The bottom line is simple. The Secretary made a decision with momentous implications for the health and structure of our democracy. He did so through procedures that fail the minimal requirement of rationality, and then presented a fictionalized and incomplete account of his reasons to the reviewing court. The government now argues that this Court lacks any power to even consider a challenge to that decision. But the government is wrong. Under settled precedent, this Court must hear Respondents’ claims on the merits—and, for the reasons given by Respondents, should affirm the judgment below.
Later in the brief, we emphasize more generally why it would be anomalous and imprudent to conclude that judicial review is prohibited:
Designing, administering, and calculating results from the census is a vital national undertaking. “The population count derived from that effort is used not only to apportion Representatives among the states, but also to draw political districts and allocate power within them. And it is used to allocate hundreds of billions of dollars in federal, state, and local funds . . . Even small deviations from an accurate count can have major implications for states, localities, and the people who live in them.” P[
Given the significance of the census, the Framers labored over it, choosing language “with precision” and requiring an “actual Enumeration.” Utah v. Evans, 536 U.S. 452, 489 (2002) (Thomas, J., concurring in part and dissenting in part). “Future congressmen”—and, it seems safe to say, future presidential administrations—would thus be prevented from “devising some other sly formula to entrench themselves against demographic shifts.” Akhil Reed Amar, America’s Constitution: A Biography 84 (2005).
In light of the towering importance of the census in the constitutional plan, the apportionment of political representation at every level, and the distribution of benefits across states, it would be anomalous to conclude that a single political appointee wields unreviewable discretion to arbitrarily alter its content. That is particularly true where the relevant appointee violated the very statutory notice provisions designed to allow Congress an opportunity to raise and address concerns about the census. See Pet. App. 272a–84a; see id. at 128a (observing that Secretary Ross also gave “‘admittedly imprecise,’ if not false, testimony before Congress”). The legitimacy of our political system depends in no small part on an accurate population count. Allowing anyone judicially unfettered discretion to modify the census on grounds lacking any basis in fact or law—and in ways that will materially impair its accuracy—would be profoundly imprudent.

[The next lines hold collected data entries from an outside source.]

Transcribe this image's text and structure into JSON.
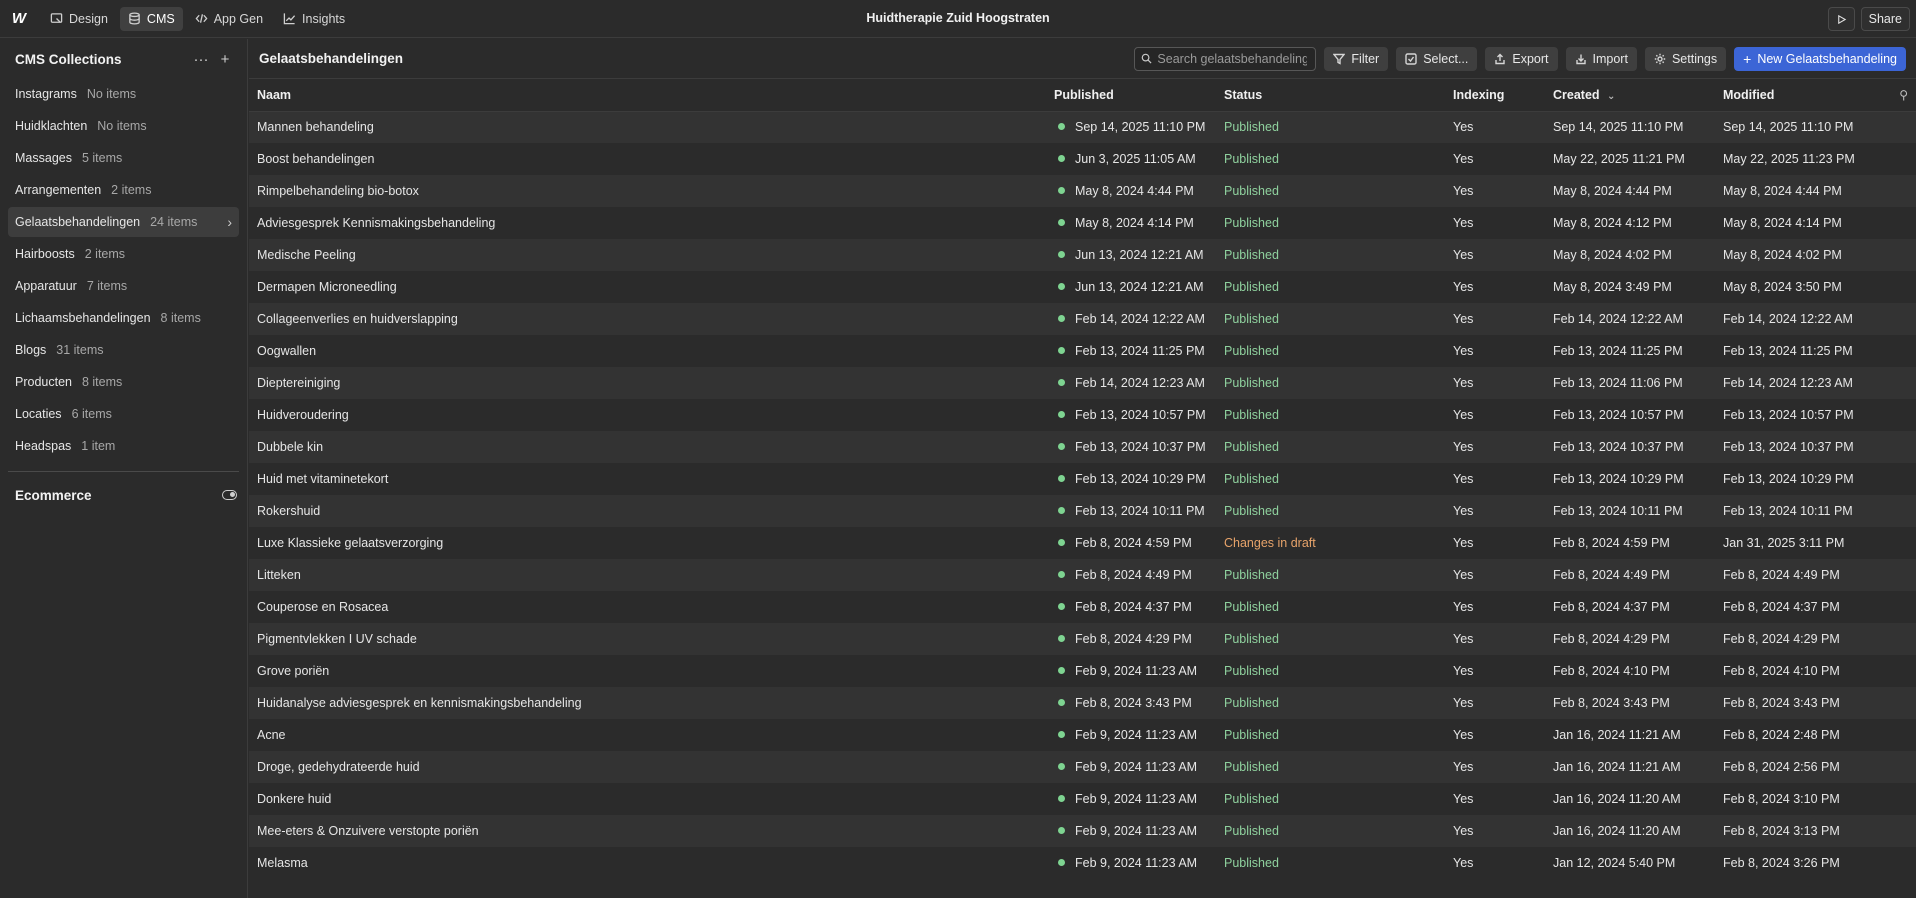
{
  "topbar": {
    "logo": "W",
    "nav": [
      {
        "label": "Design",
        "icon": "design-icon"
      },
      {
        "label": "CMS",
        "icon": "database-icon"
      },
      {
        "label": "App Gen",
        "icon": "code-icon"
      },
      {
        "label": "Insights",
        "icon": "chart-icon"
      }
    ],
    "site_title": "Huidtherapie Zuid Hoogstraten",
    "share_label": "Share"
  },
  "sidebar": {
    "title": "CMS Collections",
    "items": [
      {
        "label": "Instagrams",
        "count": "No items"
      },
      {
        "label": "Huidklachten",
        "count": "No items"
      },
      {
        "label": "Massages",
        "count": "5 items"
      },
      {
        "label": "Arrangementen",
        "count": "2 items"
      },
      {
        "label": "Gelaatsbehandelingen",
        "count": "24 items"
      },
      {
        "label": "Hairboosts",
        "count": "2 items"
      },
      {
        "label": "Apparatuur",
        "count": "7 items"
      },
      {
        "label": "Lichaamsbehandelingen",
        "count": "8 items"
      },
      {
        "label": "Blogs",
        "count": "31 items"
      },
      {
        "label": "Producten",
        "count": "8 items"
      },
      {
        "label": "Locaties",
        "count": "6 items"
      },
      {
        "label": "Headspas",
        "count": "1 item"
      }
    ],
    "ecommerce_label": "Ecommerce"
  },
  "main": {
    "title": "Gelaatsbehandelingen",
    "search_placeholder": "Search gelaatsbehandelingen",
    "filter_label": "Filter",
    "select_label": "Select...",
    "export_label": "Export",
    "import_label": "Import",
    "settings_label": "Settings",
    "new_label": "New Gelaatsbehandeling",
    "columns": [
      "Naam",
      "Published",
      "Status",
      "Indexing",
      "Created",
      "Modified"
    ],
    "rows": [
      [
        "Mannen behandeling",
        "Sep 14, 2025 11:10 PM",
        "Published",
        "Yes",
        "Sep 14, 2025 11:10 PM",
        "Sep 14, 2025 11:10 PM"
      ],
      [
        "Boost behandelingen",
        "Jun 3, 2025 11:05 AM",
        "Published",
        "Yes",
        "May 22, 2025 11:21 PM",
        "May 22, 2025 11:23 PM"
      ],
      [
        "Rimpelbehandeling bio-botox",
        "May 8, 2024 4:44 PM",
        "Published",
        "Yes",
        "May 8, 2024 4:44 PM",
        "May 8, 2024 4:44 PM"
      ],
      [
        "Adviesgesprek Kennismakingsbehandeling",
        "May 8, 2024 4:14 PM",
        "Published",
        "Yes",
        "May 8, 2024 4:12 PM",
        "May 8, 2024 4:14 PM"
      ],
      [
        "Medische Peeling",
        "Jun 13, 2024 12:21 AM",
        "Published",
        "Yes",
        "May 8, 2024 4:02 PM",
        "May 8, 2024 4:02 PM"
      ],
      [
        "Dermapen Microneedling",
        "Jun 13, 2024 12:21 AM",
        "Published",
        "Yes",
        "May 8, 2024 3:49 PM",
        "May 8, 2024 3:50 PM"
      ],
      [
        "Collageenverlies en huidverslapping",
        "Feb 14, 2024 12:22 AM",
        "Published",
        "Yes",
        "Feb 14, 2024 12:22 AM",
        "Feb 14, 2024 12:22 AM"
      ],
      [
        "Oogwallen",
        "Feb 13, 2024 11:25 PM",
        "Published",
        "Yes",
        "Feb 13, 2024 11:25 PM",
        "Feb 13, 2024 11:25 PM"
      ],
      [
        "Dieptereiniging",
        "Feb 14, 2024 12:23 AM",
        "Published",
        "Yes",
        "Feb 13, 2024 11:06 PM",
        "Feb 14, 2024 12:23 AM"
      ],
      [
        "Huidveroudering",
        "Feb 13, 2024 10:57 PM",
        "Published",
        "Yes",
        "Feb 13, 2024 10:57 PM",
        "Feb 13, 2024 10:57 PM"
      ],
      [
        "Dubbele kin",
        "Feb 13, 2024 10:37 PM",
        "Published",
        "Yes",
        "Feb 13, 2024 10:37 PM",
        "Feb 13, 2024 10:37 PM"
      ],
      [
        "Huid met vitaminetekort",
        "Feb 13, 2024 10:29 PM",
        "Published",
        "Yes",
        "Feb 13, 2024 10:29 PM",
        "Feb 13, 2024 10:29 PM"
      ],
      [
        "Rokershuid",
        "Feb 13, 2024 10:11 PM",
        "Published",
        "Yes",
        "Feb 13, 2024 10:11 PM",
        "Feb 13, 2024 10:11 PM"
      ],
      [
        "Luxe Klassieke gelaatsverzorging",
        "Feb 8, 2024 4:59 PM",
        "Changes in draft",
        "Yes",
        "Feb 8, 2024 4:59 PM",
        "Jan 31, 2025 3:11 PM"
      ],
      [
        "Litteken",
        "Feb 8, 2024 4:49 PM",
        "Published",
        "Yes",
        "Feb 8, 2024 4:49 PM",
        "Feb 8, 2024 4:49 PM"
      ],
      [
        "Couperose en Rosacea",
        "Feb 8, 2024 4:37 PM",
        "Published",
        "Yes",
        "Feb 8, 2024 4:37 PM",
        "Feb 8, 2024 4:37 PM"
      ],
      [
        "Pigmentvlekken I UV schade",
        "Feb 8, 2024 4:29 PM",
        "Published",
        "Yes",
        "Feb 8, 2024 4:29 PM",
        "Feb 8, 2024 4:29 PM"
      ],
      [
        "Grove poriën",
        "Feb 9, 2024 11:23 AM",
        "Published",
        "Yes",
        "Feb 8, 2024 4:10 PM",
        "Feb 8, 2024 4:10 PM"
      ],
      [
        "Huidanalyse adviesgesprek en kennismakingsbehandeling",
        "Feb 8, 2024 3:43 PM",
        "Published",
        "Yes",
        "Feb 8, 2024 3:43 PM",
        "Feb 8, 2024 3:43 PM"
      ],
      [
        "Acne",
        "Feb 9, 2024 11:23 AM",
        "Published",
        "Yes",
        "Jan 16, 2024 11:21 AM",
        "Feb 8, 2024 2:48 PM"
      ],
      [
        "Droge, gedehydrateerde huid",
        "Feb 9, 2024 11:23 AM",
        "Published",
        "Yes",
        "Jan 16, 2024 11:21 AM",
        "Feb 8, 2024 2:56 PM"
      ],
      [
        "Donkere huid",
        "Feb 9, 2024 11:23 AM",
        "Published",
        "Yes",
        "Jan 16, 2024 11:20 AM",
        "Feb 8, 2024 3:10 PM"
      ],
      [
        "Mee-eters & Onzuivere verstopte poriën",
        "Feb 9, 2024 11:23 AM",
        "Published",
        "Yes",
        "Jan 16, 2024 11:20 AM",
        "Feb 8, 2024 3:13 PM"
      ],
      [
        "Melasma",
        "Feb 9, 2024 11:23 AM",
        "Published",
        "Yes",
        "Jan 12, 2024 5:40 PM",
        "Feb 8, 2024 3:26 PM"
      ]
    ]
  },
  "colors": {
    "accent": "#3c65d6",
    "published": "#8fd19e",
    "draft": "#e7a36a",
    "dot": "#7ed491"
  }
}
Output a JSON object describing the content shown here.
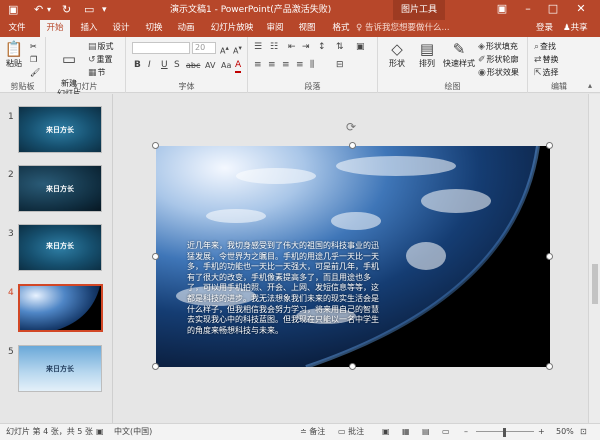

Consistent with that reality, Section 701(a)(2) does not preclude judicial review. Decisions about the form and content of the census are radically dissimilar from the discretionary decisions about internal agency operations addressed in Heckler, Webster, ICC, and Lincoln. That conclusion is confirmed by a review of the relevant statutory and constitutional provisions, traditions of judicial review, and the feasibility of APA review. It is also bolstered by cases that weigh against allowing executive officials unbounded discretion to define the substance of a federal crime.
 Because the Electoral College is affected by the census results, the Framers’ fear of self-dealing also applies to the President. This is yet another reason why it could be troubling to conclude that Congress alone may check improper decisionmaking by the Commerce Secretary: the President’s veto power might allow even irrational decisions to stand if they work to his benefit.